Не раз его били за этот смех.
И вот теперь в этом баре он чувствовал, что скоро опять будет хохотать, а уж с видением или нет, заранее об этом ему не дано было знать.
"Самое главное на свете - это свобода", - подумал он.
Какой-то приличный человек подошел к нему.
- How are you? - сказал он.
- How are you? - ответил Крэк.
Человек отошел, а Крэк начал хохотать. Сначала он упал своим большим лицом (с тыла голову уже покрывала седина) на мокрую стойку, разбив рюмку водки ("За это придется заплатить", - сквозь бред мелькнуло в мозгу). А потом из его большого красного рта (такого контрастного по сравнению с невинно-бездонными голубыми глазами) полились звуки, называемые в просторечии смехом. Но в баре все равно молчали и тянули виски. Крэк хохотал уже почти полчаса, а в баре все молчали и молчали. Просто у людей не было мыслей. Зато в телевизоре творилось Бог знает что: сначала появилось сухое, как испеченное яблоко, морщинистое лицо какого-то проповедника, предсказывающего победу добра над злом. Потом это сухонькое паралитическое личико исчезло, и образовался человек, переменивший свой пол: с мужского на женский. Он так орал (а потом впал в интеллектуализм), что комментатор отказался от комментариев. Затем в телевизоре последовал взрыв...
Хуже всего - видение похорон не появилось. Крэка взяли за шиворот; потом он почувствовал, как кто-то обшарил его карманы, толкнул, дал пинка - и он оказался на улице в грязи. Освобождение не приходило. Крэк плакал, потому что кончился хохот и хохот прошел без прозрений и даже не принес чувства "света", как бывало почти всегда. И он уже не бормотал на "ангельском" языке.

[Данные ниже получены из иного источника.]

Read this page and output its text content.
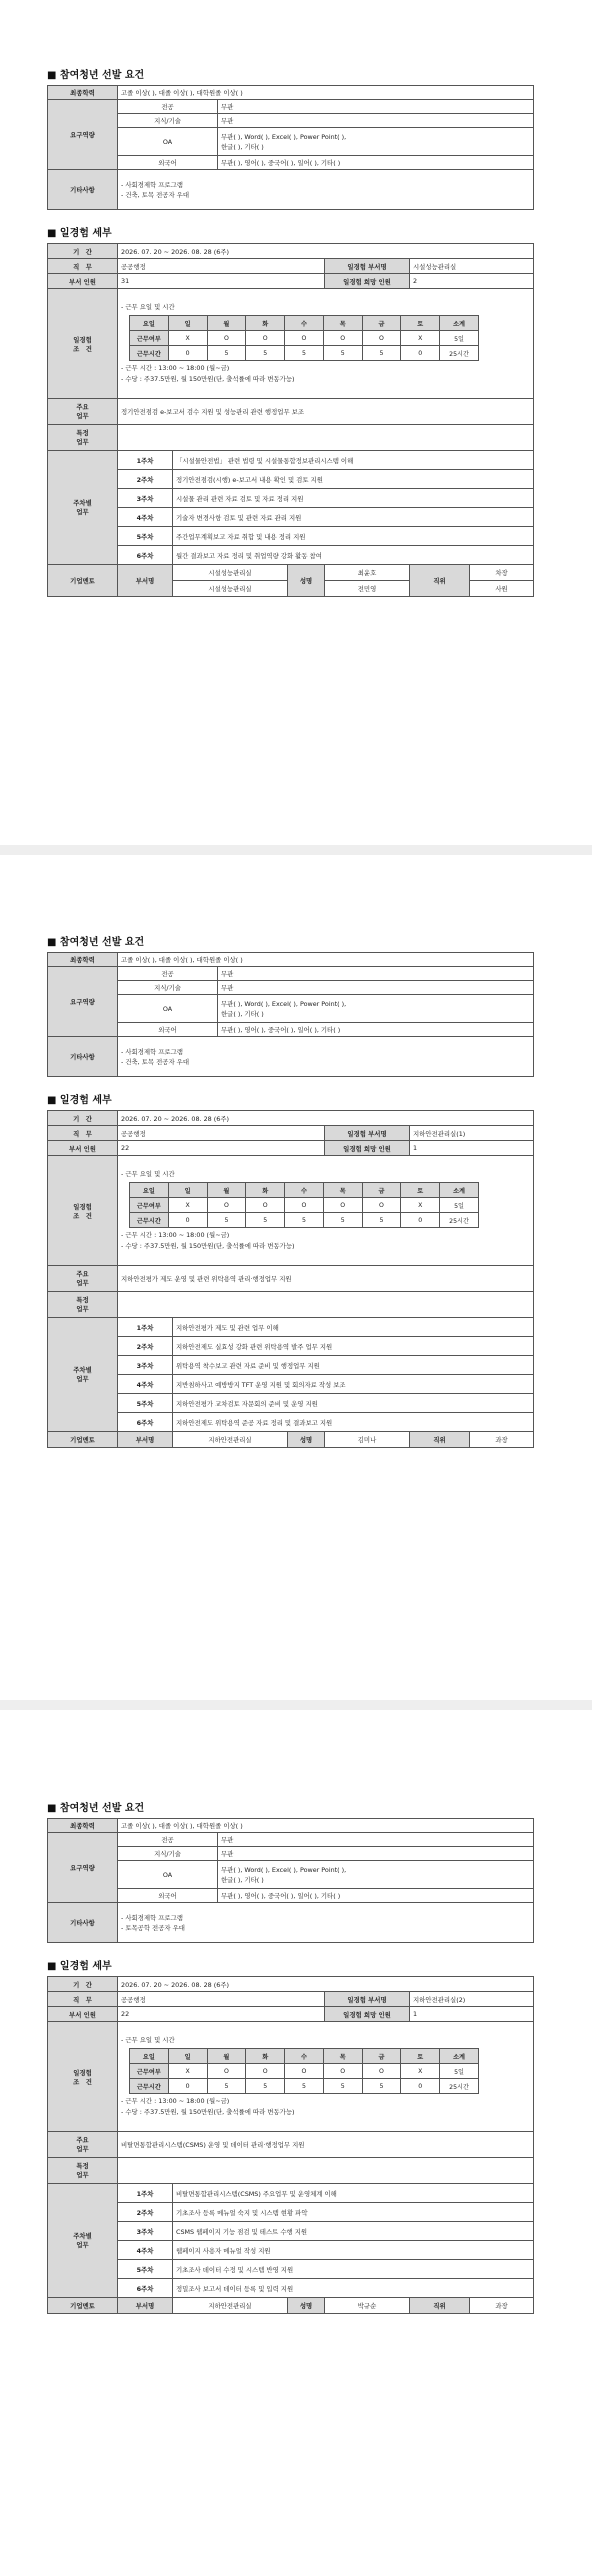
■ 참여청년 선발 요건
최종학력	고졸 이상( ), 대졸 이상( ), 대학원졸 이상( )	
요구역량	전공	무관
	지식/기술	무관
	OA	무관( ), Word( ), Excel( ), Power Point( ),
한글( ), 기타( )

	외국어	무관( ), 영어( ), 중국어( ), 일어( ), 기타( )
기타사항	- 사회경제학 프로그램
- 건축, 토목 전공자 우대	
■ 일경험 세부
기　간	2026. 07. 20 ~ 2026. 08. 28 (6주)
직　무	공공행정	일경험 부서명	시설성능관리실
부서 인원	31	일경험 희망 인원	2
일경험
조　건	
- 근무 요일 및 시간
요일	일	월	화	수	목	금	토	소계
근무여부	X	O	O	O	O	O	X	5일
근무시간	0	5	5	5	5	5	0	25시간
- 근무 시간 : 13:00 ~ 18:00 (월~금)
- 수당 : 주37.5만원, 월 150만원(단, 출석률에 따라 변동가능)

주요
업무	정기안전점검 e-보고서 검수 지원 및 성능관리 관련 행정업무 보조
특정
업무	
주차별
업무	1주차	「시설물안전법」 관련 법령 및 시설물통합정보관리시스템 이해
2주차	정기안전점검(시행) e-보고서 내용 확인 및 검토 지원
3주차	시설물 관리 관련 자료 검토 및 자료 정리 지원
4주차	기술자 변경사항 검토 및 관련 자료 관리 지원
5주차	주간업무계획보고 자료 취합 및 내용 정리 지원
6주차	월간 결과보고 자료 정리 및 취업역량 강화 활동 참여
기업멘토	부서명	시설성능관리실	성명	최윤호	직위	차장
시설성능관리실	전민영	사원
■ 참여청년 선발 요건
최종학력	고졸 이상( ), 대졸 이상( ), 대학원졸 이상( )	
요구역량	전공	무관
	지식/기술	무관
	OA	무관( ), Word( ), Excel( ), Power Point( ),
한글( ), 기타( )

	외국어	무관( ), 영어( ), 중국어( ), 일어( ), 기타( )
기타사항	- 사회경제학 프로그램
- 건축, 토목 전공자 우대	
■ 일경험 세부
기　간	2026. 07. 20 ~ 2026. 08. 28 (6주)
직　무	공공행정	일경험 부서명	지하안전관리실(1)
부서 인원	22	일경험 희망 인원	1
일경험
조　건	
- 근무 요일 및 시간
요일	일	월	화	수	목	금	토	소계
근무여부	X	O	O	O	O	O	X	5일
근무시간	0	5	5	5	5	5	0	25시간
- 근무 시간 : 13:00 ~ 18:00 (월~금)
- 수당 : 주37.5만원, 월 150만원(단, 출석률에 따라 변동가능)

주요
업무	지하안전평가 제도 운영 및 관련 위탁용역 관리·행정업무 지원
특정
업무	
주차별
업무	1주차	지하안전평가 제도 및 관련 업무 이해
2주차	지하안전제도 실효성 강화 관련 위탁용역 발주 업무 지원
3주차	위탁용역 착수보고 관련 자료 준비 및 행정업무 지원
4주차	지반침하사고 예방방지 TFT 운영 지원 및 회의자료 작성 보조
5주차	지하안전평가 교차검토 자문회의 준비 및 운영 지원
6주차	지하안전제도 위탁용역 준공 자료 정리 및 결과보고 지원
기업멘토	부서명	지하안전관리실	성명	김미나	직위	과장
■ 참여청년 선발 요건
최종학력	고졸 이상( ), 대졸 이상( ), 대학원졸 이상( )	
요구역량	전공	무관
	지식/기술	무관
	OA	무관( ), Word( ), Excel( ), Power Point( ),
한글( ), 기타( )

	외국어	무관( ), 영어( ), 중국어( ), 일어( ), 기타( )
기타사항	- 사회경제학 프로그램
- 토목공학 전공자 우대	
■ 일경험 세부
기　간	2026. 07. 20 ~ 2026. 08. 28 (6주)
직　무	공공행정	일경험 부서명	지하안전관리실(2)
부서 인원	22	일경험 희망 인원	1
일경험
조　건	
- 근무 요일 및 시간
요일	일	월	화	수	목	금	토	소계
근무여부	X	O	O	O	O	O	X	5일
근무시간	0	5	5	5	5	5	0	25시간
- 근무 시간 : 13:00 ~ 18:00 (월~금)
- 수당 : 주37.5만원, 월 150만원(단, 출석률에 따라 변동가능)

주요
업무	비탈면통합관리시스템(CSMS) 운영 및 데이터 관리·행정업무 지원
특정
업무	
주차별
업무	1주차	비탈면통합관리시스템(CSMS) 주요업무 및 운영체계 이해
2주차	기초조사 등록 메뉴얼 숙지 및 시스템 현황 파악
3주차	CSMS 웹페이지 기능 점검 및 테스트 수행 지원
4주차	웹페이지 사용자 메뉴얼 작성 지원
5주차	기초조사 데이터 수정 및 시스템 반영 지원
6주차	정밀조사 보고서 데이터 등록 및 입력 지원
기업멘토	부서명	지하안전관리실	성명	박규순	직위	과장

Нехотя он встал. Перед его взором была улица - все те же бесконечные ряды уродливых кирпичных домов. Люди мелькали, как тени, спеша куда-то.
И тогда Крэк решил: если приступ смеха не принес ему желанного облегчения, надо придумать что-нибудь еще. Где же его пророчество, почему оно исчезло, почему он не видит свои собственные пышные и богатые похороны? Видно, Бог оставил его.
К счастью, в баре вынули не все деньги: самая большая сумма пряталась где-то в брюках, в укромном месте...
Но эти деньги еще надо было вынуть из тайника. А Крэка потянуло напиться. Да, лучше не ходить в эти бары, где все молчат, лучше купить на последние гроши дешевую бутылку вина и выпить где-нибудь у помойки, в стороне...
Чтобы вынуть деньги, лучше всего зайти помочиться, но бесплатных уборных не существует на земле, а в бар нельзя заглянуть просто так... Целый час Крэк шатался по улицам без успеха: двери клозетов были закрыты для него.
Наконец он решил помочиться на улице и под этим предлогом вытащить деньги. Крэк нашел где-то в стороне кирпичную стену, уперся в нее лбом, помочился и не без труда вынул зелененькие. Потом стукнул два раза лбом по кирпичной стене, чтобы подтвердить свое существование.
Более веселый, чем прежде, он пошел дальше в поисках дешевого вина. Красный огонек и что-то гомосексуальное на витрине заманило его в маленький винный магазинчик. Владелец, оловянно оглядев его, сказал:
- How are you?
Крэк ничего не ответил: это была его высшая форма протеста. Ему пришлось нагнуться и унизиться, чтобы достать в углу дешевую бутылку: он даже чуть не обнюхал ее. Заплатив и обернув бутылку в носовой платок, Крэк двинулся к пустырю. Там, на отшибе, вдали от больших машин с манекенными людьми внутри, он расположился посвободней: расстегнул рубаху, отряхнулся. И прильнул к горлышку.
Когда очнулся, рядом с ним, метрах в десяти, сидела на земле огромная старуха, прислонившись к бетонной стене (за стеной было частное владение), и мочилась под себя. Желтая, грязная моча необъятным потоком (точно мочилась лошадь) текла мимо Крэка, не достигая его. Старуха ничего не пела. Напротив, она тоже молчала.